ENERJİ BİR-SEN
Türk Şeker Milli Bir Meseledir, Özelleştirmeye Kurban Edilemez
Özelleştirme İdaresi Başkanlığı’nın (ÖİB) 2000 yılında kapsama aldığı, 2008’den beri özelleştirme sürecinde olan Şeker Fabrikaları 2 kez iptal edilen özelleştirme sürecinde, yeni personel takviyesinden, yatırım projelerinden mahrum bırakılmış, bakım onarım ve yenileme faaliyetlerinin dışında kalmış, gittikçe yıpranmış ve atıl vaziyete düşmüştür. Bu durum fabrikaların maddi değerlerinin de düşmesine sebep olmuştur.
ÖİB'den yapılan son açıklamaya göre özelleştirme sürecine Afyon, Alpullu, Bor, Burdur, Çorum, Elbistan, Erzincan, Erzurum, Ilgın, Kastamonu, Kırşehir, Muş, Turhal ve Yozgat Şeker Fabrikası olmak üzere 14 fabrikanın daha dahil edildiği belirtilmiştir.

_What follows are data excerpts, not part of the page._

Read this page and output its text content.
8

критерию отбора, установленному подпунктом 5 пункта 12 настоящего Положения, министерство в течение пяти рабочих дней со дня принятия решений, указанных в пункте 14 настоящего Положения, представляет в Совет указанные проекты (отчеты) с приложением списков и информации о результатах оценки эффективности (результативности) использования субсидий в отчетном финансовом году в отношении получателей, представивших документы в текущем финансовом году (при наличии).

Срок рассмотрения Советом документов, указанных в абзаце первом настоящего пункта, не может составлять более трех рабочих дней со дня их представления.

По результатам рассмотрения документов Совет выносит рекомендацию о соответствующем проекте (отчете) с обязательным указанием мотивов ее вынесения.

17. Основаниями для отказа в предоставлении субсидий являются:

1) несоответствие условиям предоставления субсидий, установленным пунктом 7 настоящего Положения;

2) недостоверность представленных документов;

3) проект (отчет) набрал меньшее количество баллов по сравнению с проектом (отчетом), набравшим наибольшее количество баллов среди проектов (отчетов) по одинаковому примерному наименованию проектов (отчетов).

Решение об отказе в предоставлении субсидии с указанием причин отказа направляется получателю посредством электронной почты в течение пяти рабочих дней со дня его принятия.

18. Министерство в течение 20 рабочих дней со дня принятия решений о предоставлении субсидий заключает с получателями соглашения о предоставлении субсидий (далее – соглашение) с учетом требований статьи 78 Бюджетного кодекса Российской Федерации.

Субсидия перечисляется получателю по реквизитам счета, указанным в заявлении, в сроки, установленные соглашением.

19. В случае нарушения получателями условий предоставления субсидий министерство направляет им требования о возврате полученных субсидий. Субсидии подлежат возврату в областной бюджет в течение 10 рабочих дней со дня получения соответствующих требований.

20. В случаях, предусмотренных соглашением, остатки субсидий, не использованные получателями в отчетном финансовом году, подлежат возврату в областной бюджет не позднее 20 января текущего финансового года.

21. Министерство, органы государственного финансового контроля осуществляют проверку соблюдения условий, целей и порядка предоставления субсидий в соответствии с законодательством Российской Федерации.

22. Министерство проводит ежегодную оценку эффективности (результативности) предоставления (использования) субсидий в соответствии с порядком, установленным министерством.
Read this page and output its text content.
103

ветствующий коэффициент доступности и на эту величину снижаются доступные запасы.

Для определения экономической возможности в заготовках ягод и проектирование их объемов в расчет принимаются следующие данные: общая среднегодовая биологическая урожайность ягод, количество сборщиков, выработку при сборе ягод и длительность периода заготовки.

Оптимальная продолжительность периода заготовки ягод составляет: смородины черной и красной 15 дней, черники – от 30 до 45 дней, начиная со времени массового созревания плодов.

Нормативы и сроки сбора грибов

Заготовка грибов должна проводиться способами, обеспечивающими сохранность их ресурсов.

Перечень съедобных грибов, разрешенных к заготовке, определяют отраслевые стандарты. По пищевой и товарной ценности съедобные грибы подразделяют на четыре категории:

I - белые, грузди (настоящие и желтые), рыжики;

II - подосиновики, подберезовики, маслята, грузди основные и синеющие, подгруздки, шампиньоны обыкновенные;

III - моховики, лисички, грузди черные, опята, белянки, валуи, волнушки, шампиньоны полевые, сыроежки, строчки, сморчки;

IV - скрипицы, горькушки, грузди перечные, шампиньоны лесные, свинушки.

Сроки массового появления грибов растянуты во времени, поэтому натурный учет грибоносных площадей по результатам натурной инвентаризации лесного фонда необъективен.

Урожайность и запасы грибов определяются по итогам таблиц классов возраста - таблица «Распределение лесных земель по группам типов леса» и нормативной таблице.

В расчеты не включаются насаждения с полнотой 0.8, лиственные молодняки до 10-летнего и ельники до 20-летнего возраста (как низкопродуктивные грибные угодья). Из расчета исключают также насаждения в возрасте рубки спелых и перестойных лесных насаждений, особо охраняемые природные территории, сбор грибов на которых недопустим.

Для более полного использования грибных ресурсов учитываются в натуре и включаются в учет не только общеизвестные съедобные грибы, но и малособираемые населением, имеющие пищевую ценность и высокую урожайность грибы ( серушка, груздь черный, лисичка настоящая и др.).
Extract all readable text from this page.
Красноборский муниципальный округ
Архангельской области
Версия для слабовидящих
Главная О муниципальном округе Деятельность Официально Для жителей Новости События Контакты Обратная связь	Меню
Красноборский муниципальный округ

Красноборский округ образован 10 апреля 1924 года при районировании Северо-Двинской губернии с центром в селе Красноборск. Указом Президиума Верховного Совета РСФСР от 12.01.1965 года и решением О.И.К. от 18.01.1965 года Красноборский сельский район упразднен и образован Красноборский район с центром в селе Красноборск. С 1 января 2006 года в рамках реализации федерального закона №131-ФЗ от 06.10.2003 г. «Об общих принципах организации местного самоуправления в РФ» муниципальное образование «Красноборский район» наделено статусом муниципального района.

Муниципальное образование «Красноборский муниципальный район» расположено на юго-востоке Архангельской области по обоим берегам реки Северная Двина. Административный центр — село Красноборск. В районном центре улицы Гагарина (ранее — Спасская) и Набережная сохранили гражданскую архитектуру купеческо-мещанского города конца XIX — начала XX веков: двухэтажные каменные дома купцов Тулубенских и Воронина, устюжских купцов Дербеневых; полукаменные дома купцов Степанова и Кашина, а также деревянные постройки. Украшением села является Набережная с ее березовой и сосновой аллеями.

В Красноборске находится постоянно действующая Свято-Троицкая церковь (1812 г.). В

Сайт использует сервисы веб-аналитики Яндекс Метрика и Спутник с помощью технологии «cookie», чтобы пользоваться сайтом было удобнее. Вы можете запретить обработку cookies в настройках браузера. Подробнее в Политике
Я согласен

Özelleştirilecek olan 14 fabrika geriye kalan 11 fabrikanın da üretimini dolaylı ve direkt olarak düşürerek hem fabrikanın hem fabrika çalışanlarının hem de bölge halkı ve ekonomisinin geleceğini olumsuz etkileyecektir. Üretim yapan fabrikaların sayısının azaltılması zaman içerisinde Ankara Makine, Eskişehir Makine ve Elektromekanik Aygıtlar Fabrikaları ile Şeker Enstitüsünü de ihtiyaç fazlası durumuna sokacak ve fabrikalarla aynı akıbeti yaşayacaktır.
Cumhuriyetin ilk yıllarından beri Türkiye ekonomisine katkı sağlayan, her zaman çiftçinin yanında olan, asırlık milli değer Türk Şeker’in üretim kapasitesinin %60 küçültülmesi Türkiye’nin önemli bir değerini, markasını, ekonomik bir dinamiğini kaybetmesine yol açacaktır. Türk Şeker aynı zamanda toplum sağlığının da güvencesidir. Yıllardır güvenle tüketilen pancar şekeri zaman içerisinde yerini tamamen nişasta bazlı şekere bıraktığında toplum sağlığı büyük bir tehlikeyle karşı karşıya kalacaktır.
ÖİB’nin yaptığı açıklamada belirtilen “Özelleştirilen fabrikalar asgari 5 kampanya dönemi daha üretime devam edecektir.” ibaresi 5 dönem içinde çiftçiyi gelecek kaygısına düşürerek pancar ekiminin kademeli olarak azalmasına neden olacaktır. Çiftçinin yitirilmesi hayvancılığı, sanayiyi ve ticareti de vuracaktır. En nihayetinde kaybeden yalnızca fabrika bölgeleri değil, tüm Türkiye olacaktır. Bu ibareden anlaşıldığı üzere bu süreç özelleştirme değil zamana yayılmış kapatılma olacaktır.
Şeker milli bir meseledir. Yalnızca bugünün ekonomik koşulları göz önünde bulundurularak “fabrikalar kar ettirmiyor, satıp kurtulalım” mantığı tamamıyla yanlıştır. Milli bir mesele söz konusu olduğunda kar/zarar değil, “ne yapılabilir, nasıl faydalı bir hale getirilebilir?” sorularına yanıt aranmalıdır. Türkiye’nin ihtiyacı olan şey; elindekini satarak değil, ürettiğini satarak kazanmak ve büyümektir.
Bu kapsamda yıllardır özelleştirmelerin yaşandığı enerji, sanayi ve madencilik hizmet kolunda genel yetkili sendika olan Enerji Bir-Sen olarak bizler özelleştirmelerin Türkiye’ye fayda sağlamayacağını, milli varlıkların değerinin para ile ölçülemeyeceğini ve alınan bu özelleştirme kararından dönülmesi gerektiğini kamuoyuna bildiririz.